Mais c’est probablement en combinant ces trois scénarios que l’on parviendrait à une solution de fait ; l’enseignement de l’anglais comme employé au niveau global, celui des autres langues européennes comme vecteur politique, économique et culturel fondamental, enfin l’officialisation d’un ou plusieurs idiomes neutres et transversaux. Dans tous les cas, faire naître une génération bilingue, pleinement capable de s’exprimer dans au moins deux langues indifféremment l’une de l’autre, est indispensable, et certainement réalisable à moyen terme, pour autant qu’on s’en donnât les moyens ; déjà on a érigé le bilinguisme scolaire [3] comme indispensable – tout en accordant aux élèves des lycées, en France, à peine deux ou trois heures de cours hebdomadaires –, et le trilinguisme scolaire comme nécessaire.

La langue anglaise, et elle seule, peut aujourd’hui prétendre être devenue omniprésente par la diffusion de l’internet, et il ne faut maintenant réaliser le même exploit pour les autres langues du continent, afin que les langues étrangères existassent avant tout en dehors de l’école, qui ne peut assurer qu’une partie de cet apprentissage. Pour assurer un échange linguistique et culturel au sein de l’Union, c’est à la fois sur un véritable effacement des frontières, sur la prise de conscience de cet espace commun, véritablement alloué aux Européens sans autre limite que leur propre volonté, et sur la mobilisation des étudiants et des salariés qu’il faut se concentrer. Le programme Erasmus, les divers baccalauréats binationaux et l’Office franco-allemand pour la jeunesse assurent un rôle déjà considérable dans ce sens.

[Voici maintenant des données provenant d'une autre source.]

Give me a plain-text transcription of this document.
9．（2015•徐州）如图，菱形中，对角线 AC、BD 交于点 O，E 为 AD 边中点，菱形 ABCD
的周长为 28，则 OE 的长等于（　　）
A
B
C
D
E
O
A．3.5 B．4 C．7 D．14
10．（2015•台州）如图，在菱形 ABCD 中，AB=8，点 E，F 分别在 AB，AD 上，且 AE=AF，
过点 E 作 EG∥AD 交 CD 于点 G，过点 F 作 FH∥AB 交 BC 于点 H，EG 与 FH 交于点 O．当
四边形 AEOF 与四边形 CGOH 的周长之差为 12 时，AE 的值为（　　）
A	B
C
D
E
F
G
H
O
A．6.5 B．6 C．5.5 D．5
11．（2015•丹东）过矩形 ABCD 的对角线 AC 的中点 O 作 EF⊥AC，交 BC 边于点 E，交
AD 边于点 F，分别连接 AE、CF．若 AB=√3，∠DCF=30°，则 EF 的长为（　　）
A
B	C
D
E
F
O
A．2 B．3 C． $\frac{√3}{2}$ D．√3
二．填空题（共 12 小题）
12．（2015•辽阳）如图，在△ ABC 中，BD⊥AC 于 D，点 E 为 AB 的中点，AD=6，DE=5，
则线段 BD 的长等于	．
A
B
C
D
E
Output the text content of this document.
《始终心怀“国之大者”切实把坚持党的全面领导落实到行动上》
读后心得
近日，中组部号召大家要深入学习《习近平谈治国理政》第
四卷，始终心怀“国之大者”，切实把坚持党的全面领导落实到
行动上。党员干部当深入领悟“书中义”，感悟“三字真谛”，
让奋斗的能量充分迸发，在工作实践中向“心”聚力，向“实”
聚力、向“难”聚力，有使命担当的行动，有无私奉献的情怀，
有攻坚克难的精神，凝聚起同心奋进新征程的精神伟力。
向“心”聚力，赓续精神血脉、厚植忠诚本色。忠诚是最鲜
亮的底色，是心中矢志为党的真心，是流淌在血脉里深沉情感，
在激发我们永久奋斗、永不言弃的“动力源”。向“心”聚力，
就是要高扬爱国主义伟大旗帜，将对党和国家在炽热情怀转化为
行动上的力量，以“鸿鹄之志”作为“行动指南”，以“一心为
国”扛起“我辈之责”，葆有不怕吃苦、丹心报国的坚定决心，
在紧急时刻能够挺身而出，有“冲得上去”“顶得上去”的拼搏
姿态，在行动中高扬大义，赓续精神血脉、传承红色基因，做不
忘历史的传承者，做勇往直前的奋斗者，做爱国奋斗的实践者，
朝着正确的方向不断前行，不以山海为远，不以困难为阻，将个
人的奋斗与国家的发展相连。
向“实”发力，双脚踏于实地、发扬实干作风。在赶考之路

Mais quid, par exemple, d’un programme européen d’échanges touchant les professeurs de langue, imposant aux jeunes diplômés de passer un ou deux ans à enseigner leur propre langue dans un lycée étranger, et fournissant par là un afflux constant de professeurs natifs autant qu’une formation élargie des enseignants et de véritables vocations ? Quid de la promotion par ce biais de langues moins diffusées, des professeurs danois, grecs ou roumains proposant une ouverture linguistique élargie aux élèves d’Espagne, de France ou d’Allemagne ? Quid encore de la création de lycées et d’universités véritablement européens, polyglottes, où l’enseignement se ferait en trois ou quatre langues et mélangerait étudiants de tous pays ? Quid d’une politique des langues d’Europe par l’Union en dehors des classifications et des administrations de chaque État ? Quid enfin de la reconnaissance des langues minoritaires, bien souvent oubliées ou maltraitées lorsqu’elles sont dialectes ou isolats, complètement ignorées lorsqu’elles sont langues d’immigration ?

Notes

[1Ce que l’on appelle, en matière de linguistique, l’hypothèse de Sapir-Whorf

[2À savoir respectivement l’allemand, le français, l’anglais et l’italien.

[3Entendons par là apprentissage d’une langue étrangère en plus de la sienne, non maîtrise équivalente de deux langues distinctes.